Bahasa Indonesia sebagai bahasa persatuan, bahasa
komunikasi interbangsa, serta bahasa negara telah mendapat pengukuhan yang
kuat, di antaranya pada konstitusi UUD pasal 36 c, UU No. 20 Th. 2003 mengenai
bahasa Indonesia dalam sistem pendidikan nasional, dan UU No. 24 Th. 2009
mengenai Bahasa Negara. Khususnya pada UU No. 24 Th. 2009 dibahas secara
mendetail mengenai peran dan fungsi bahasa Indonesia sebagai bahasa resmi
negara di segala aspek kehidupan masyarakat Indonesia. Maka, berdasarkan
landasan-landasan tersebut, sebenarnya sudah tidak ada alasan bagi masyarakat
Indonesia untuk memandang lemah dan menggeser peran bahasa Indonesia dalam
kehidupan bermasyarakat, dan memang seharusnya kesadaran itu timbul dari
masing-masing pribadi sebagai cerminan kuatnya karakter bangsa.
Semua landasan yang kuat mengenai penggunaan bahasa
Indonesia tersebut seakan menjadi sia-sia ketika kita melihat fenomena yang
terjadi di lapangan justru banyak terdapat pelanggaran terhadap keharusan
penggunaan bahasa Indonesia sebagai simbol identitas bangsa, hal tersebut
mempersempit ruang pergerakan bahasa Indonesia di hadapan masyarakatnya sendiri.

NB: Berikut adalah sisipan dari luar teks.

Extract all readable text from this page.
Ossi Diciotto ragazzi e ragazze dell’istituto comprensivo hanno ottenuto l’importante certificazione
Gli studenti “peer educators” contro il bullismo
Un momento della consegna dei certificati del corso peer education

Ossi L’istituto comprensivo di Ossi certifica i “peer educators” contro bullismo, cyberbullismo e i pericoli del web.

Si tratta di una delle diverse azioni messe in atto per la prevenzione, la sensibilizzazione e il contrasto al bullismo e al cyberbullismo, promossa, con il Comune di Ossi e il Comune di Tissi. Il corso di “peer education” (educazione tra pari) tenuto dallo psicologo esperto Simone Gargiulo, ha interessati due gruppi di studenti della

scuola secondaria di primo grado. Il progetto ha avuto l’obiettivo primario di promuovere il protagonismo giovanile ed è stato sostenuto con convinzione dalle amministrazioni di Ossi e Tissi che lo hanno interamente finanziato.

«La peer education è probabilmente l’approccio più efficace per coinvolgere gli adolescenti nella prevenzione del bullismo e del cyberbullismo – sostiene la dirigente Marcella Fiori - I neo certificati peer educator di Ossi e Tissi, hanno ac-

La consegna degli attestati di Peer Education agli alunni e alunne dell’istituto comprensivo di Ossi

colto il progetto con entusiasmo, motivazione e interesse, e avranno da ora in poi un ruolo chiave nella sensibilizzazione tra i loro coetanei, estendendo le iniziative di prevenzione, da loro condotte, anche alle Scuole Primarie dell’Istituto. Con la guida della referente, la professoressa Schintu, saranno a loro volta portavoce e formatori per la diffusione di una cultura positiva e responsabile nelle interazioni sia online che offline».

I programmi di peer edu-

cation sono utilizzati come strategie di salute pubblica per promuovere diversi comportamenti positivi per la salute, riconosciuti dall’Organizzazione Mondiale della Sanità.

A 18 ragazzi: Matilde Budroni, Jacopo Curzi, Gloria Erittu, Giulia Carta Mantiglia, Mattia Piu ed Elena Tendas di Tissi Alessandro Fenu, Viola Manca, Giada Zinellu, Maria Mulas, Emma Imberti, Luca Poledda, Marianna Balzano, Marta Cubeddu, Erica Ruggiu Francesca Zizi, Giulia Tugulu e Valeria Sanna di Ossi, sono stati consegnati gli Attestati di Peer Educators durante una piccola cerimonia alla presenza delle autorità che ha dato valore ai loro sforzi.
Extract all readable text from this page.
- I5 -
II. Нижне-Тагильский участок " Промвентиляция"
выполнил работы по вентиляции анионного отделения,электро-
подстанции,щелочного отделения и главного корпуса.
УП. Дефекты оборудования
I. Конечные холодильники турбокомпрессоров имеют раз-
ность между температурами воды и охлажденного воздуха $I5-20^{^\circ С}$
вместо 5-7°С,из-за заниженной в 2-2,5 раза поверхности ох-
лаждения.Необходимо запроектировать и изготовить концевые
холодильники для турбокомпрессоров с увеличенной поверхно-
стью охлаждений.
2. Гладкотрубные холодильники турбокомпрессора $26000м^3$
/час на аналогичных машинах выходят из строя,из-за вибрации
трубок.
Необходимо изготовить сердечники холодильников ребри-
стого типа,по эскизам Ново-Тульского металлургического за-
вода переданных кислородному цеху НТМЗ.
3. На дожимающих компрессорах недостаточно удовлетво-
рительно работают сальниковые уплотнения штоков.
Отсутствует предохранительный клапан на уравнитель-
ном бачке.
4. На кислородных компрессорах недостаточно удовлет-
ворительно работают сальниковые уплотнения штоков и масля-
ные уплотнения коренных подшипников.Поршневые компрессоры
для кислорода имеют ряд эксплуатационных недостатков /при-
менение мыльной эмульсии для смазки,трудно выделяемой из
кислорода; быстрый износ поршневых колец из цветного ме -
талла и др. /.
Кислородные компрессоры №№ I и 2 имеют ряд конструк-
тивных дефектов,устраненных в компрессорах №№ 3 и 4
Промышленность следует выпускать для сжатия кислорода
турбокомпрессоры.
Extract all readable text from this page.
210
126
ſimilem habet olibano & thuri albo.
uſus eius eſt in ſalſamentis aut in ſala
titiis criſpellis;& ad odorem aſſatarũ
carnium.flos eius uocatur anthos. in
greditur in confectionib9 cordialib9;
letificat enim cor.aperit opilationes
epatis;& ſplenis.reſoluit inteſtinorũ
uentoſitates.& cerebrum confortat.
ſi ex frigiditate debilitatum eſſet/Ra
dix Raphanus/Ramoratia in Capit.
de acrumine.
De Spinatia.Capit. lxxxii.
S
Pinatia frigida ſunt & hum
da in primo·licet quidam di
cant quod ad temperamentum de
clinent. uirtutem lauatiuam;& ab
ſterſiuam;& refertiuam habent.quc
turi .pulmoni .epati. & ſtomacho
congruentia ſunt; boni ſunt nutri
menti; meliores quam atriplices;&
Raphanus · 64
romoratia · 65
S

Pelanggaran yang paling memprihatinkan adalah ketika di ruang publik, ruang
yang banyak mendapat perhatian dari masyarakat baik lokal maupun asing, justru
penggunaan bahasa Indonesia seakan dinomor-sekiankan. Misalnya saja, penamaan
gedung, jalan, perkantoran, permukiman, lembaga usaha, lembaga pendidikan
banyak menggunakan bahasa Inggris dengan tujuan gengsi dan nilai jual. Padahal,
organisasi atau badan usaha tersebut dimiliki dan didirikan oleh warga negara
Indonesia atau badan hukum Indonesia.
Jika kita lihat, saat ini banyak nama bangunan atau
gedung-gedung yang menggunakan istilah asing, yang sebenarnya jika menggunakan
bahasa Indonesia akan lebih menarik. Contohnya seperti: “Black Box”, Jakarta
Convention Center, Sudirman Tower, Jakabaring Sport Center. Sekarang, jika
kita coba ubah penamaan tersebut ke penamaan dengan bahasa Indonesia, maka akan
menjadi seperti berikut: “Plaza Semanggi”, “Balai Sidang Jakarta”, “Gedung
Sudirman”, “Pusat Olahraga Jakabaring”. Nah, bisa kita lihat, dengan menggunakan
penamaan bahasa Indonesia tidak mengurangi nilai estetika dari penamaan
tersebut. Bahkan, menurut saya justru memperkuat nilai estetika dari bangunan
tersebut, karena mencerminkan karakter dan pendirian yang kuat serta memiliki
identitas yang jelas.
Kemudian, selain pergeseran penggunaan bahasa
Indonesia di penamaan bangunan atau gedung, kita juga kerap menjumpai
pergerseran tersebut di ruang atau fasilitas publik lainnya, seperti misalnya
rambu lalu lintas, papan-papan petunjuk, papan-papan peringatan, atau informasi
pada produk barang dan jasa keluaran Indonesia, dan semua itu semakin
memprihatinkan karena terjadi di negara Indonesia itu sendiri di mana
seharusnya bahasa Indonesia dijunjung tinggi penggunaannya dan penduduk
mayoritasnya adalah masyarakat Indonesia yang juga penutur bahasa Indonesia.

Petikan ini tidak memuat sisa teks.